怎么了?你累了? 说好的幸福呢?
你的回话凌乱着
在这个时刻
我想起喷泉旁的白鸽
甜蜜散落了
情绪莫名的拉扯
我还爱你呢
而你断断续续唱着歌
假装没事了
时间过了走了
爱情面临选择
你冷了倦了我哭了
离开时的不快乐
你用卡片手写着
有些爱只给到这
真的痛了
怎么了你累了
说好的幸福呢
我懂了不说了
爱淡了梦远了
开心与不开心一一细数着
你再不舍
那些爱过的感觉都太深刻
我都还记得
你不等了
说好的幸福呢
我错了泪干了
放手了后悔了
只是回忆的音乐盒还旋转着
要怎么停呢
你的回话凌乱着
在这个时刻
我想起喷泉旁的白鸽
甜蜜散落了
情绪莫名的拉扯
我还爱你呢
而你断断续续唱着歌
假装没事了
时间过了走了
爱情面临选择
你冷了倦了我哭了
离开时的不快乐
你用卡片手写着
有些爱只给到这
真的痛了
怎么了你累了
说好的幸福呢
我懂了不说了
爱淡了梦远了
开心与不开心一一细数着
你再不舍
那些爱过的感觉都太深刻
我都还记得
你不等了
说好的幸福呢
我错了泪干了
放手了后悔了
只是回忆的音乐盒还旋转着
要怎么停呢
怎么了你累了
说好的幸福呢
我懂了不说了
爱淡了梦远了
我都还记得
你不等了
说好的幸福呢
我错了泪干了
放手了后悔了
只是回忆的音乐盒还旋转着
要怎么停呢
i have been thinking a lot for the past one month.. why did you give me up? i remember that day when you initiated the breakup, you mentioned about you having no jobs in Singapore and said even that even if you go back to HK, how low you salary would be... is it because you afraid i will suffer with you that's why you chosen to leave me and not let me suffer with you?

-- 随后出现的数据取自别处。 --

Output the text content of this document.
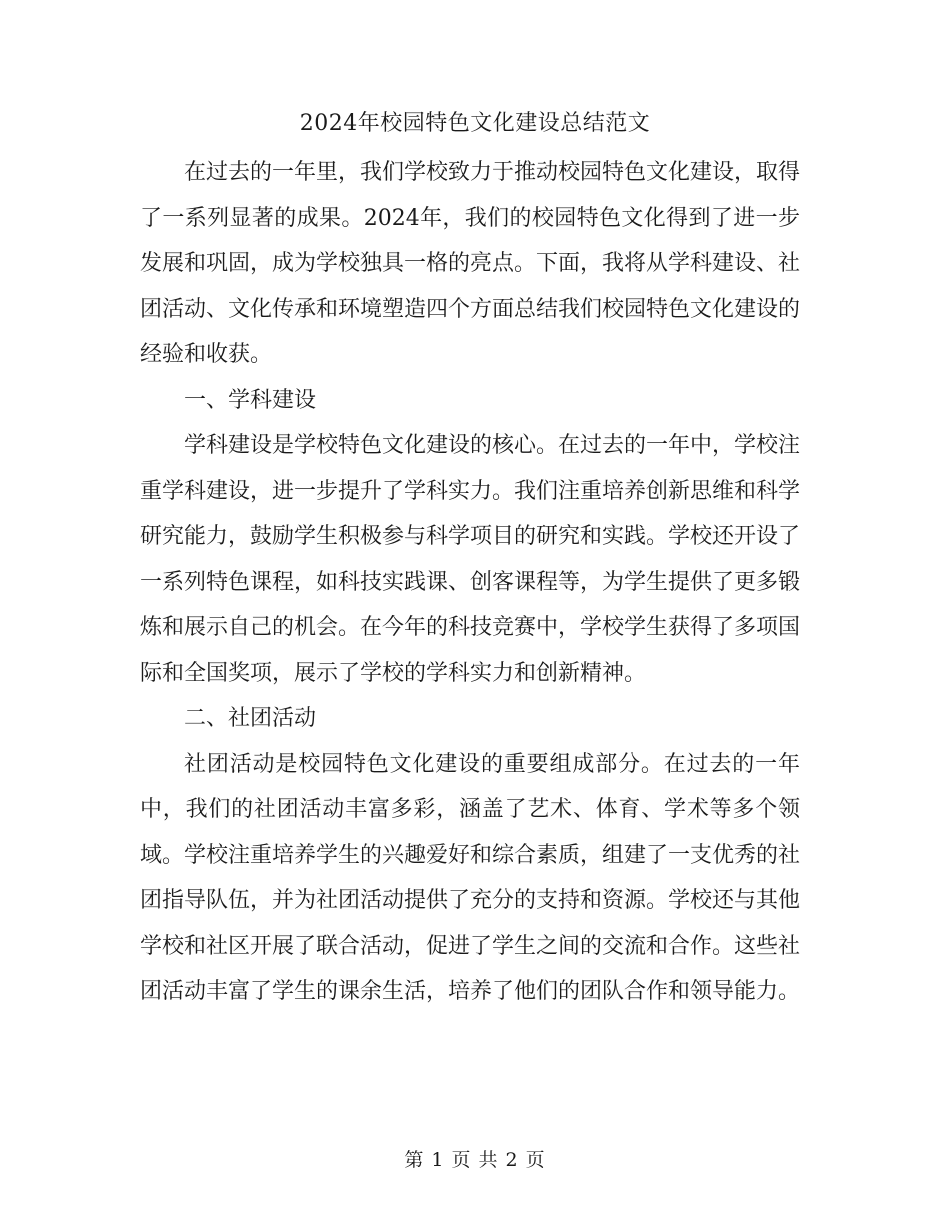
2024年校园特色文化建设总结范文

在过去的一年里，我们学校致力于推动校园特色文化建设，取得了一系列显著的成果。2024年，我们的校园特色文化得到了进一步发展和巩固，成为学校独具一格的亮点。下面，我将从学科建设、社团活动、文化传承和环境塑造四个方面总结我们校园特色文化建设的经验和收获。

一、学科建设

学科建设是学校特色文化建设的核心。在过去的一年中，学校注重学科建设，进一步提升了学科实力。我们注重培养创新思维和科学研究能力，鼓励学生积极参与科学项目的研究和实践。学校还开设了一系列特色课程，如科技实践课、创客课程等，为学生提供了更多锻炼和展示自己的机会。在今年的科技竞赛中，学校学生获得了多项国际和全国奖项，展示了学校的学科实力和创新精神。

二、社团活动

社团活动是校园特色文化建设的重要组成部分。在过去的一年中，我们的社团活动丰富多彩，涵盖了艺术、体育、学术等多个领域。学校注重培养学生的兴趣爱好和综合素质，组建了一支优秀的社团指导队伍，并为社团活动提供了充分的支持和资源。学校还与其他学校和社区开展了联合活动，促进了学生之间的交流和合作。这些社团活动丰富了学生的课余生活，培养了他们的团队合作和领导能力。

第 1 页 共 2 页
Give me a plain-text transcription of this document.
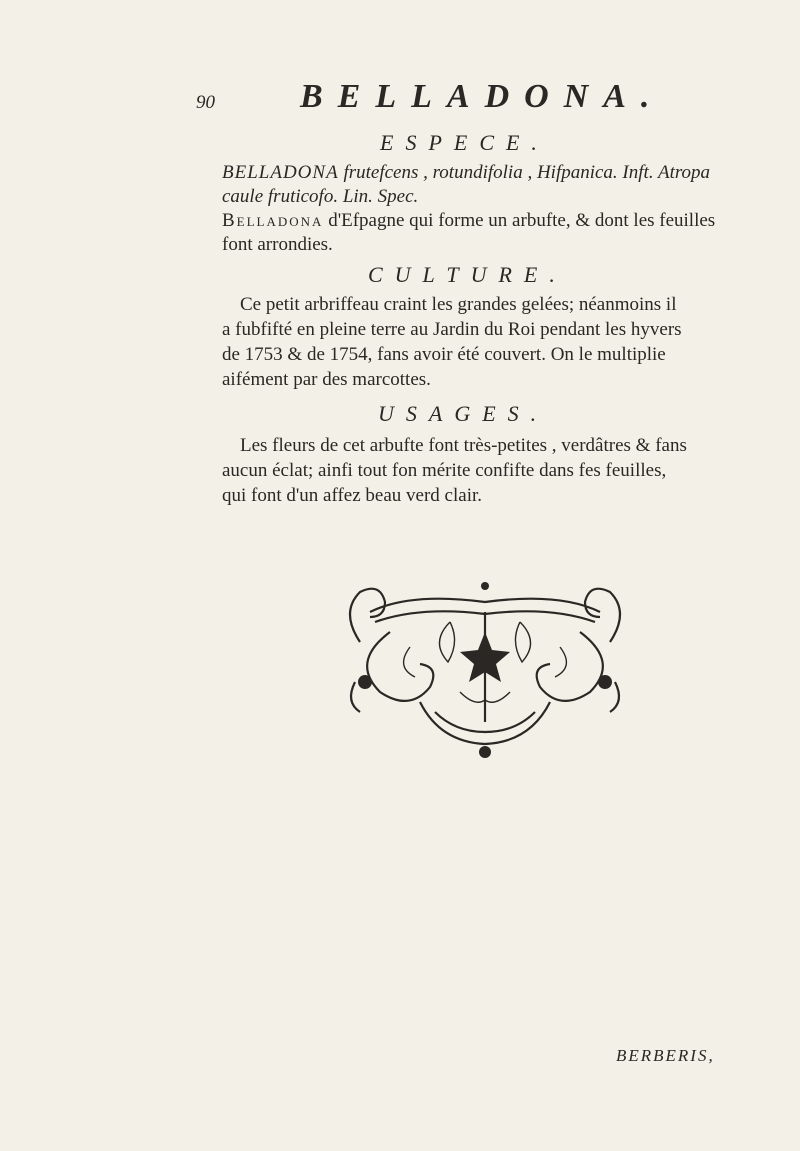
90	BELLADONA.
ESPECE.
BELLADONA frutefcens , rotundifolia , Hifpanica. Inft. Atropa
caule fruticofo. Lin. Spec.
Belladona d'Efpagne qui forme un arbufte, & dont les feuilles
font arrondies.
CULTURE.
Ce petit arbriffeau craint les grandes gelées; néanmoins il
a fubfifté en pleine terre au Jardin du Roi pendant les hyvers
de 1753 & de 1754, fans avoir été couvert. On le multiplie
aifément par des marcottes.
USAGES.
Les fleurs de cet arbufte font très-petites , verdâtres & fans
aucun éclat; ainfi tout fon mérite confifte dans fes feuilles,
qui font d'un affez beau verd clair.
BERBERIS,
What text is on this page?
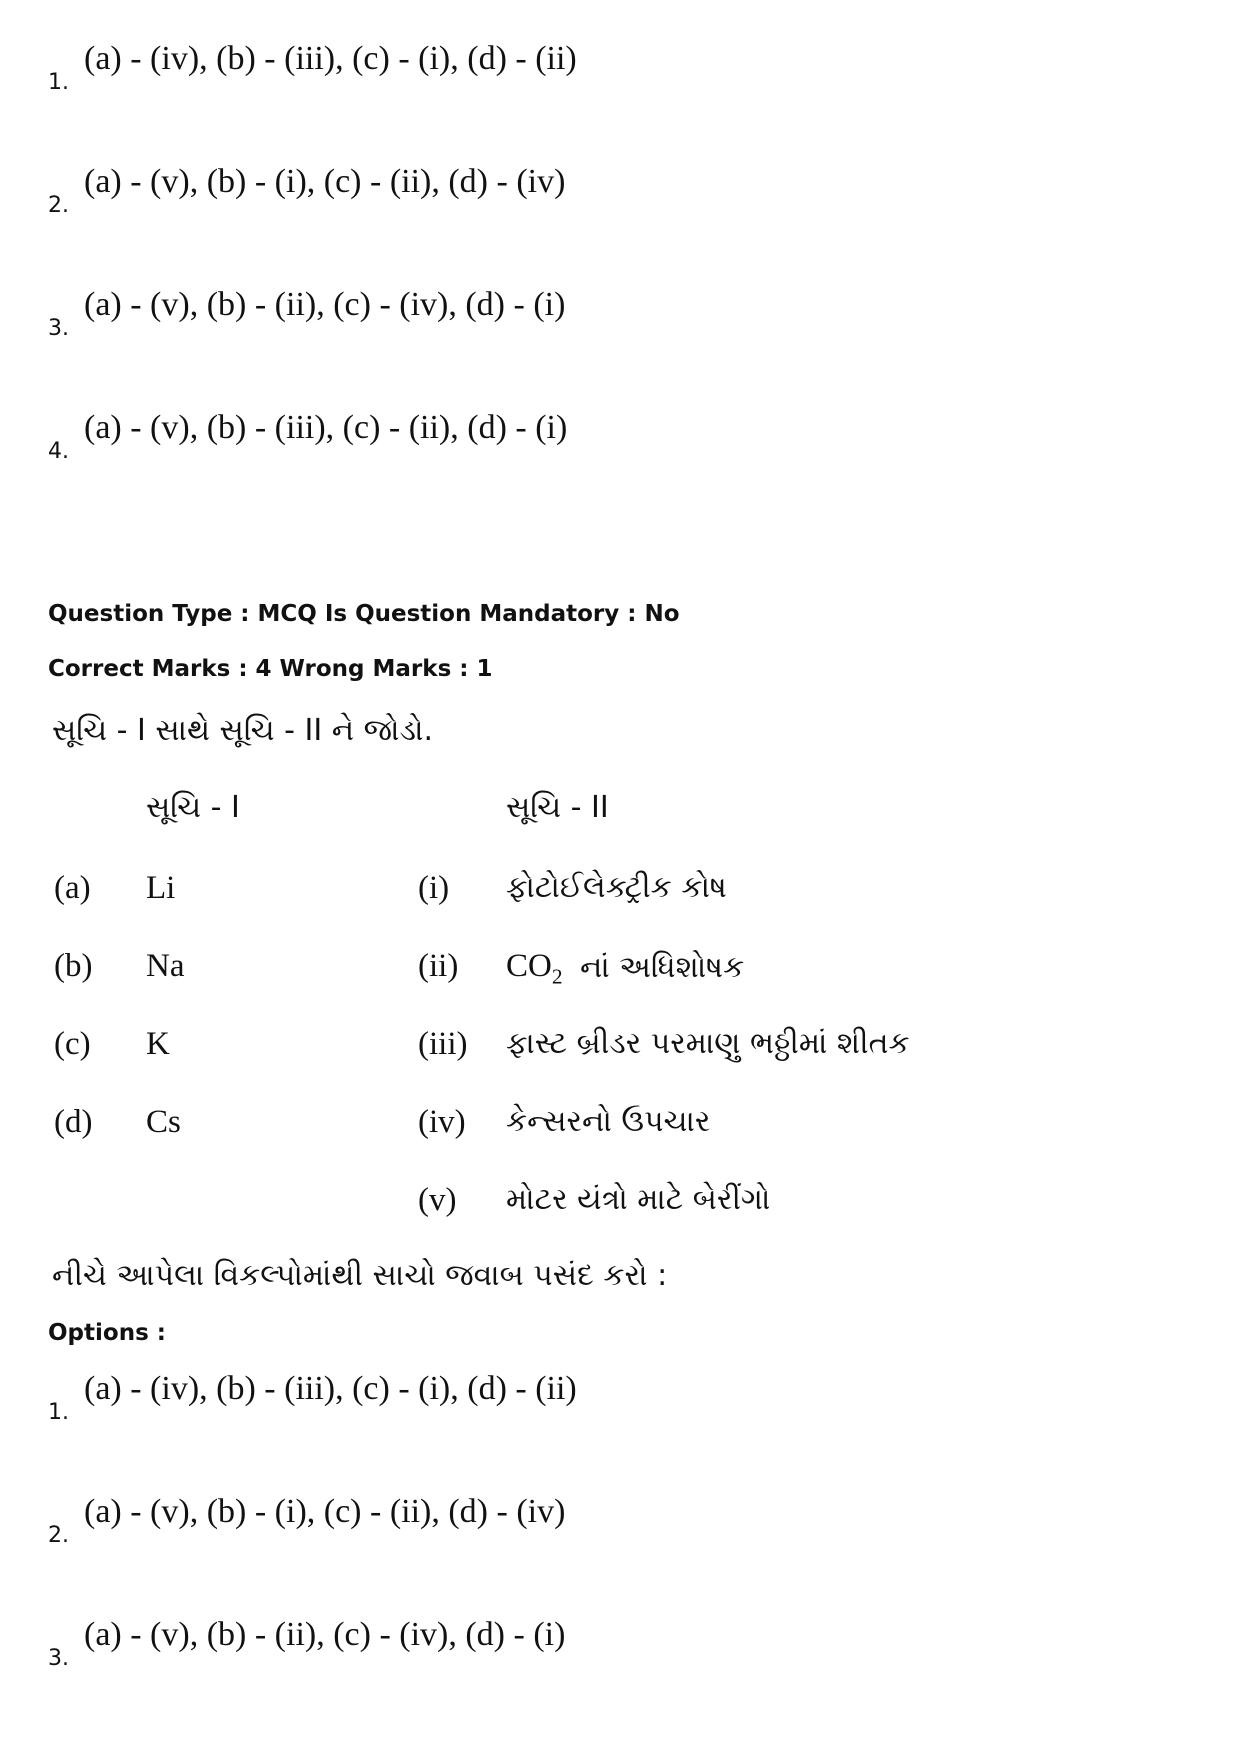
1.
(a) - (iv), (b) - (iii), (c) - (i), (d) - (ii)
2.
(a) - (v), (b) - (i), (c) - (ii), (d) - (iv)
3.
(a) - (v), (b) - (ii), (c) - (iv), (d) - (i)
4.
(a) - (v), (b) - (iii), (c) - (ii), (d) - (i)
Question Type : MCQ Is Question Mandatory : No
Correct Marks : 4 Wrong Marks : 1
સૂચિ - I સાથે સૂચિ - II ને જોડો.
સૂચિ - I	સૂચિ - II
(a) Li	(i) ફોટોઈલેક્ટ્રીક કોષ
(b) Na	(ii) $CO_2$ નાં અધિશોષક
(c) K	(iii) ફાસ્ટ બ્રીડર પરમાણુ ભઠ્ઠીમાં શીતક
(d) Cs	(iv) કેન્સરનો ઉપચાર
(v) મોટર યંત્રો માટે બેરીંગો
નીચે આપેલા વિકલ્પોમાંથી સાચો જવાબ પસંદ કરો :
Options :
1.
(a) - (iv), (b) - (iii), (c) - (i), (d) - (ii)
2.
(a) - (v), (b) - (i), (c) - (ii), (d) - (iv)
3.
(a) - (v), (b) - (ii), (c) - (iv), (d) - (i)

is it so? i dont mind suffering with you provided you are here.. i dont mind that we are separated in terms of distance.. but at least i know our hearts are linking together.. do you understand how i feel? do you? are our hearts still linking together? do you still love me? for the past 3weeks before we broke up, i have been showing me cold shoulders.. at that point, i really felt that our relationship will be gone.. and then you started to treat me nicer.. so i thought everything will be fine if i persevere on.. BUT guess i was wrong.. cause i am the only one working hard.. and you're the one who gave up long ago..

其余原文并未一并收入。